The size of kept words can be limited (by default to 50000). All the subwords are kept but they are replaced by a representation where we kept the minimum and maximum value of the vector and where all the other component are represented as the range between min and max on 4 bits. According to our experience, the incurred lost of precision seems to have minimal practical impacts.

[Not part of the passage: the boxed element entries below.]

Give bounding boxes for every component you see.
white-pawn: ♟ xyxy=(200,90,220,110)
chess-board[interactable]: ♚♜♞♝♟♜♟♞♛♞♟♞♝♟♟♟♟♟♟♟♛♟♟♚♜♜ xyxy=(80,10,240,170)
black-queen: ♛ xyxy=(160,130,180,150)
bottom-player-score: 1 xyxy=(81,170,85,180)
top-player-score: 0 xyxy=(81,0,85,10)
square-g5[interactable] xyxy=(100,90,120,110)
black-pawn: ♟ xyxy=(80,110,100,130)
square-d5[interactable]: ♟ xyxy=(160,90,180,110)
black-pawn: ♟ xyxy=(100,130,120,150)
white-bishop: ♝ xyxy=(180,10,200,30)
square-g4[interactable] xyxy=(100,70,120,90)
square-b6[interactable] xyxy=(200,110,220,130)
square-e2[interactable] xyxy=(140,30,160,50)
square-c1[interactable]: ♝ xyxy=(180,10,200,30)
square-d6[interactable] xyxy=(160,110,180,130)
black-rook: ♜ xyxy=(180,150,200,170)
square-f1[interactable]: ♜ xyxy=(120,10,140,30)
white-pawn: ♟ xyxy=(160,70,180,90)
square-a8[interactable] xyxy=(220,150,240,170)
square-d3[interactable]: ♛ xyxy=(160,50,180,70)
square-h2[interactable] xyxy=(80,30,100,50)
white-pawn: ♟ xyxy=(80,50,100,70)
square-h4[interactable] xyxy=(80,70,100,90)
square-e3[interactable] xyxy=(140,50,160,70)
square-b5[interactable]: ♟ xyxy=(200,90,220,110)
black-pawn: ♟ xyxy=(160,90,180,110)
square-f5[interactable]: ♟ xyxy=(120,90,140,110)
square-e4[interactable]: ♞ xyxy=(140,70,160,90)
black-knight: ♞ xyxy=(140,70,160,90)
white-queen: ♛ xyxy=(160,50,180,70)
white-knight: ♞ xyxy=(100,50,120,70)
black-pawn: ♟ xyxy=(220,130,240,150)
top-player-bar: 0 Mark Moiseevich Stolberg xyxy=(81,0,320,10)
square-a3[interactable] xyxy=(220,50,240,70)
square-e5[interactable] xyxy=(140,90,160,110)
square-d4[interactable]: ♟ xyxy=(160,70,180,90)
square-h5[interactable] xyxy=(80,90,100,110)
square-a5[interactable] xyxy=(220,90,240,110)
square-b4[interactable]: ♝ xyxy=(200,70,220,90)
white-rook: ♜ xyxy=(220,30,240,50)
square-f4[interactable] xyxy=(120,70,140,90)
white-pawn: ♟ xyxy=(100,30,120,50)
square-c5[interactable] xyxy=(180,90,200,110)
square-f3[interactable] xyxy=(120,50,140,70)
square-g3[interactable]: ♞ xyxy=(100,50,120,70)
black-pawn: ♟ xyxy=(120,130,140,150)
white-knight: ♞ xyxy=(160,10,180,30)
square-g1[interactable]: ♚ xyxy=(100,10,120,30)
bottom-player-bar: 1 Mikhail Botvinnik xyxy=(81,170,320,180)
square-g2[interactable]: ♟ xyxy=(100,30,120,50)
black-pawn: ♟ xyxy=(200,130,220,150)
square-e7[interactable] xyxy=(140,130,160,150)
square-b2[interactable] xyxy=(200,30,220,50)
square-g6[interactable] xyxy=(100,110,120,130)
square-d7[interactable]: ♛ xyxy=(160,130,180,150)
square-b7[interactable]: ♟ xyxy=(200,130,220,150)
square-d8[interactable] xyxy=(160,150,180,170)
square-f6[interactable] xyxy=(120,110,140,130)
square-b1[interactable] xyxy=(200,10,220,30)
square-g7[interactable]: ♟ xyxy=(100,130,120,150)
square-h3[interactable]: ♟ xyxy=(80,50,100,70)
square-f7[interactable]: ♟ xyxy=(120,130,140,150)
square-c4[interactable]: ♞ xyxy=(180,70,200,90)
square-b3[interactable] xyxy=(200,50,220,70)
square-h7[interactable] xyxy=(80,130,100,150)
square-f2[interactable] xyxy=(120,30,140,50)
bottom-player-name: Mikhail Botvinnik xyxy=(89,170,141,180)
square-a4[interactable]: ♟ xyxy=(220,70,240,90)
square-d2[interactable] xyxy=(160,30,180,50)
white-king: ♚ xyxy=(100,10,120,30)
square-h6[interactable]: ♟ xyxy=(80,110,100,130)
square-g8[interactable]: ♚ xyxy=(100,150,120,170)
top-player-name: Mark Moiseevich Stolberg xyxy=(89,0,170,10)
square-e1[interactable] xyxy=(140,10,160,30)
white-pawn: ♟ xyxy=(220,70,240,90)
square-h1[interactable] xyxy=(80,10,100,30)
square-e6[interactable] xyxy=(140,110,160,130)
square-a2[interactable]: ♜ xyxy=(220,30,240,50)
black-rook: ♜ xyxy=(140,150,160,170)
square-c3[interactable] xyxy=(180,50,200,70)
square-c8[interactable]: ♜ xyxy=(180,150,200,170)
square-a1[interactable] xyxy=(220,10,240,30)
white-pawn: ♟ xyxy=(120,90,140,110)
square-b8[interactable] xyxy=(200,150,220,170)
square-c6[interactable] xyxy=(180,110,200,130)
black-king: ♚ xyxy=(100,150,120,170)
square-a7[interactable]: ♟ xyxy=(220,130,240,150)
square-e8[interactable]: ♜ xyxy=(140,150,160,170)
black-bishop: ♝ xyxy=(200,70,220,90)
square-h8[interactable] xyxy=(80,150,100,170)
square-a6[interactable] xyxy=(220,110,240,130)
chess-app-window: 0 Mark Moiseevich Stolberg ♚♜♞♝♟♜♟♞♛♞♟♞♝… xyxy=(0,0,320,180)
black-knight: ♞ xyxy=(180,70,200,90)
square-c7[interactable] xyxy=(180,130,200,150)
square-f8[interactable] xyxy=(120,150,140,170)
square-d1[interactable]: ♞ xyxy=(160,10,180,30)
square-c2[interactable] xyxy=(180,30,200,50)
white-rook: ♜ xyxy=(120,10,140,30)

Install the modified fasttext
$ cd fastText
$ make
To generate the binary file used in the grpc server :
$ ./fasttext generate-compact ../fasttext_format_reader/wiki.fr.bin
A prior transformation can also be applied on the vector :
$ ./fasttext generate-compact ../fasttext_format_reader/wiki.fr.bin ../fasttext_format_reader/transformation.bin
Where the file transformation.bin is raw float buffer of a (dim x dim)-matrix and dim is the dimension of the word vector.
To build the grpc service :
$ cd grpc_server
$ make
And to run the service without DetectLanguages:
$ ./wv_server ../wiki_data.bin 192.168.2.46:50052
Where wiki_data.bin is the generated binary file in the first step.
To run the service with DetectLanguages:
$ ./wv_server ../wiki_data_fr.bin 192.168.2.46:50052 lid.176.bin
Where lid.176.bin can be download at [https://s3-us-west-1.amazonaws.com/fasttext-vectors/supervised_models/lid.176.bin].
To try the service with the provided client execute:
$ ./wv_client salut vieux 192.168.2.46:50052
fastText is BSD-licensed. We also provide an additional patent grant.